The scalability, flexibility and reduced cost promised by serverless architecture resulted in a massive growth rate of 75% compared to other AWS cloud services. That was compelling enough for us to get our feet into the Serverless computing. It’s not a magic bullet for everything, but there are specific use cases where it outperforms other cloud services.
In this blog, we share our experience — both perks, and quirks we have faced with the serverless architecture.
First, a little bit of introduction, the diagram below shows the deployment architecture we’ve used over time.
A monolith application has all services like authentication, queue, and different modules as a single application in a single server. It used to be our way of developing applications.
The pros of this architecture are
- Less maintenance cost
- Easier testing
- Good initial performance
- Enables rapid application development
Moving on, to maintain independent modules and larger development teams, we started fiddling with the microservices architecture. We slowly started to move every new project to follow this architecture. It is highly scalable, better organized, and quickly deployable.

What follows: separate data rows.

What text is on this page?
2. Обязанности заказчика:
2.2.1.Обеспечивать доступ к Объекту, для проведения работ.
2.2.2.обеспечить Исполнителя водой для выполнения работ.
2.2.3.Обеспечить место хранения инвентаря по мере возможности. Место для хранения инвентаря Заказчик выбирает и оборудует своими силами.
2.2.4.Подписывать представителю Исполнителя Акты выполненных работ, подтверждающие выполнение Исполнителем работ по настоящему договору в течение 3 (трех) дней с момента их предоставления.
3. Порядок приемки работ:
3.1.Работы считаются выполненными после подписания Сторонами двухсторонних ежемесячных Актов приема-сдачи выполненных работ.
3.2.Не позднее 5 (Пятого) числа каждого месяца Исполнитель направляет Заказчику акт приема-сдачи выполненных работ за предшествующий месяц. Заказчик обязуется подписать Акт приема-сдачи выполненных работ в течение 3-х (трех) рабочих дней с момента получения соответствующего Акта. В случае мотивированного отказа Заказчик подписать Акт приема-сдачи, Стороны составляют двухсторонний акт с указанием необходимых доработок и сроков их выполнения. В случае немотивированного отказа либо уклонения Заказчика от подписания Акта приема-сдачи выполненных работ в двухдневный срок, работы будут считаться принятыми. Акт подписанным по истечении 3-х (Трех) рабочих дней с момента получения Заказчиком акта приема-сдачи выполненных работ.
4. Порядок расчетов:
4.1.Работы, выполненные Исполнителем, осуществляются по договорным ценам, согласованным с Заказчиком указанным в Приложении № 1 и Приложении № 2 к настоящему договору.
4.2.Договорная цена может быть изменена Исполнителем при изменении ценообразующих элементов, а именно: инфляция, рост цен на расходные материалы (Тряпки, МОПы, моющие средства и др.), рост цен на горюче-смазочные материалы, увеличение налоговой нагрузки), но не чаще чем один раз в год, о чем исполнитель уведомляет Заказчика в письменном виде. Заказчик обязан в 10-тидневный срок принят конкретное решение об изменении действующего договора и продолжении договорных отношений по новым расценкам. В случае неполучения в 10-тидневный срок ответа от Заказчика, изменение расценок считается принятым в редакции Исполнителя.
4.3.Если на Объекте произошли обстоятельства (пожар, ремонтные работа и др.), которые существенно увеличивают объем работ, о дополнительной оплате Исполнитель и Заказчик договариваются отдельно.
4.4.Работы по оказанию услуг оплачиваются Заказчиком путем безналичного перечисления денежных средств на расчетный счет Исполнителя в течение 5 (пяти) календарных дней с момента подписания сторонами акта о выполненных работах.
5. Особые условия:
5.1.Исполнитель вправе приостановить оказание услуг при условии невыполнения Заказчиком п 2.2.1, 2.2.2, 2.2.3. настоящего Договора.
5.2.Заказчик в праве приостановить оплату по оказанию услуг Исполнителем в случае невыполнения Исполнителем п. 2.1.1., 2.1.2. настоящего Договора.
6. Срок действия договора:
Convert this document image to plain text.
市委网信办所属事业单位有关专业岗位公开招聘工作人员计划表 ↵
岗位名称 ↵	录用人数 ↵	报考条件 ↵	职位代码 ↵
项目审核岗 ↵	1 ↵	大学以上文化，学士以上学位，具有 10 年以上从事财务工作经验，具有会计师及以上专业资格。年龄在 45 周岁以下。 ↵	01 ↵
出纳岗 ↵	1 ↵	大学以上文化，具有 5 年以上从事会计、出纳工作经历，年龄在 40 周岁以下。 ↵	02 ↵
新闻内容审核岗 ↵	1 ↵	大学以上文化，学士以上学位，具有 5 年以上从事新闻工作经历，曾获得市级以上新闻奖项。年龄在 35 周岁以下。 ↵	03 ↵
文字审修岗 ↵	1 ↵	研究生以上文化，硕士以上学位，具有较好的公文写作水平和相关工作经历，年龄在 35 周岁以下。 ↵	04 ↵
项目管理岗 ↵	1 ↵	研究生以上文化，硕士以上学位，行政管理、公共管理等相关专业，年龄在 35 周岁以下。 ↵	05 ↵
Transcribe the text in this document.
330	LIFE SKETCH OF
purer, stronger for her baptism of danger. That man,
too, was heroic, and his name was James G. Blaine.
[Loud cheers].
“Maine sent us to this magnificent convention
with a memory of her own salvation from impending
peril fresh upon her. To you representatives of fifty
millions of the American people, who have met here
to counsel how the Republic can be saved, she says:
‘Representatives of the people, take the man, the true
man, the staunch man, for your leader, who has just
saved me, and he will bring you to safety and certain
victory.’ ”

Nevertheless, there were some common challenges with both monolithic and microservices architecture like:
- Network Security
- Infrastructure Pricing
- Operational Cost
- High Development Cost
- Environment Incompatibility
We solved autoscaling and environment incompatibility in the development and production environment with containerization using Docker.
However, they still use IaaS (EC2 Instances), which adds cost when the application state is idle. We saw that this cost is very high. Due to pre-provision or over-provision of storage and computing, there is always an overhead of cost. This was one of the reasons we started experimenting with a serverless architecture.
Serverless computing is a cloud-computing model in which the cloud provider manages the server and dynamically manages the allocation of machine resources.
This kind of environment runs on top of an OS and utilizes virtual machines or physical servers. However, the responsibility for managing or provisioning the infrastructure belongs entirely to the service provider. The pricing model uses a metric of actual resources consumption.
Advantages of Serverless
- Less operational complexity
- Scale within a second
- High availability
- Multiple programming language support
- Lower development cost
- Secure infrastructure
- Easily create/develop microservices
- Faster release cycle
Limitations of Serverless
- Latency and concurrency, there is the terminology of warm and cold function
- Memory limit, can’t do massive computing
- Billing attack if not properly monitored
Moving to Serverless
We first experimented with an authentication module developed as a microservice. We hosted it in AWS Lambda services and chose the SAM framework provided by AWS for rapid application development.
A few hiccups accompanied our transition to serverless. Here are a few things to consider if you are moving to serverless architecture in AWS.
- RDS connectivity
- Internet connectivity
- NAT Gateway
- Roles and Policy management
- Secret Credential management
The authentication microservice needed to connect to an existing application database. We quickly figured out that to get access to an RDS from Lambda service, we needed to attach our AWS Lambda to a VPC. However, if we attached AWS Lambda to a VPC, it did not have internet connectivity.
Finally, we designed a network architecture so that our AWS Lambda could have access to RDS as well as the internet. The solution — we had to launch a NAT gateway instance.
In the diagram below, we have attached AWS Lambda function to a private network. All the internet traffic is passed to the NAT Router which forwards traffic to NAT gateway. The internet gateway handles Internet traffic from public subnet and NAT Gateway. We hosted RDS and NAT gateway on a public subnet. The yellow box represents that the AWS Lambda and RDS are in the same network or VPC.
We continuously worked to design our serverless app architecture. We wanted to ensure our team had a proper deployment pipeline that generally has three stages — dev, QA, and production. And, we finally came to this.
Let’s walk through some of the AWS services we’ve used:
S3 Bucket: The blue S3 bucket hosted static content, and a red S3 bucket hosted our AWS Lambda function.
To simplify credential management, we integrated Vault for storing the secrets. We designed the CI/CD pipeline in GitLab for respective git branches to ease the process of deploying code and maintaining them.
After a few weeks of the experiment, we deployed our app on serverless architecture. Our development team can now focus on only writing the code.
We have found serverless to be very well suited for adopting a microservice architecture without the hassle of maintaining the servers, scalability, and availability headaches.